Неведомыми путями идут к нашим потомкам послания нежности и тепла, отправляемые различными людьми, казалось бы, в никуда. Может случиться так, что самое незначительное, по нашему мнению, из наших добрых дел, дойдя до далекого потомка, тронет его сердце гораздо больше, чем чьи-то великие свершения.
Книга 4
Остров Дадо. Суеверная демократия
Рассказ о путешествии капитана Александра на остров Дадо и о том, какой он там встретил необычный животный мир
* * *Многие авторы грезят творческим маршрутом Михаила Евграфовича Салтыкова-Щедрина.
Читатель! Книга, которую ты держишь в руках, представляет собою еще одну историю города Глупова, только представленную в декорациях «суеверной демократии» зверюшек на острове Майданскар. Город Глупое помолодел, в его пределы влились времена и нравы, о коих Михаил Евграфович знать не мог, поскольку не дожил до них. Новый, юный город Глупое осовременился до такой степени, что, кажется, проведи рукой в воздухе прямо перед собой, и нащупаешь его конфигурации… А уж как ты к нему отнесешься, читатель, и захочешь ли ты примерить на себя наряд глуповца, пожелаешь ли ты соглашаться с его архитекторами, – твой выбор. В сущности, «суеверная демократия» – это знакомо звучит…
Ну, ты уже сам всё понял.
Дмитрий ВОЛОДИХИН,
российский историк, писатель-фантаст, литературный критик, издатель, доктор исторических наук.
* * *Первое, что хочется сказать об этой книге: она остроумная. А потом хочется расшифровать: слово «остроумный» состоит из двух частей – «острый» и «умный». Так вот, эта книга еще и умная, и острая.
Зачем в школах преподают биологию? Ведь далеко не все мечтают связать свою жизнь со зверями и птицами… Да просто на примере развития животного мира очень наглядно видны все диалектические законы. Законы развития общества в том числе. Причем на всех уровнях – от частных до государственных. Именно поэтому испокон веков животные становились героями басен и всевозможных нравоучительных историй. С помощью жителей скотного двора разыграл одну из самых известных антиутопий Джорж Оруэлл.
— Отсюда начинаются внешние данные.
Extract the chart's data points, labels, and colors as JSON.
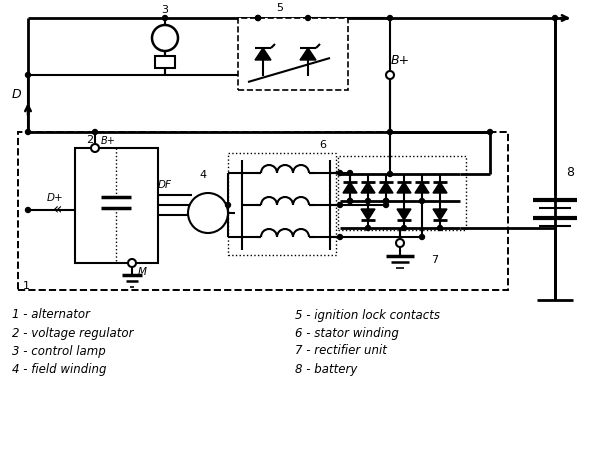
{
  "bg_color": "#ffffff",
  "line_color": "#000000",
  "legend_items_left": [
    "1 - alternator",
    "2 - voltage regulator",
    "3 - control lamp",
    "4 - field winding"
  ],
  "legend_items_right": [
    "5 - ignition lock contacts",
    "6 - stator winding",
    "7 - rectifier unit",
    "8 - battery"
  ],
  "fig_width": 6.0,
  "fig_height": 4.51
}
«Остров Дадо» – книга из этого же ряда. В ней очень остроумно – умно, и остро – рассказывается, как на оторванной от всего остального мира «части суши, окруженной водой» сменялись различные государственные формации: тоталитаризм быков-зебу, прикидывающийся демократией, беспредел ящериц, авторитаризм орангутанга… И смешно, и грустно. И познавательно, и узнаваемо… И все на примере животных.
Вот почему быки-зебу и бессовестные ящерицы всех стран и народов стараются исключить биологию из числа школьных предметов. Боятся ассоциаций.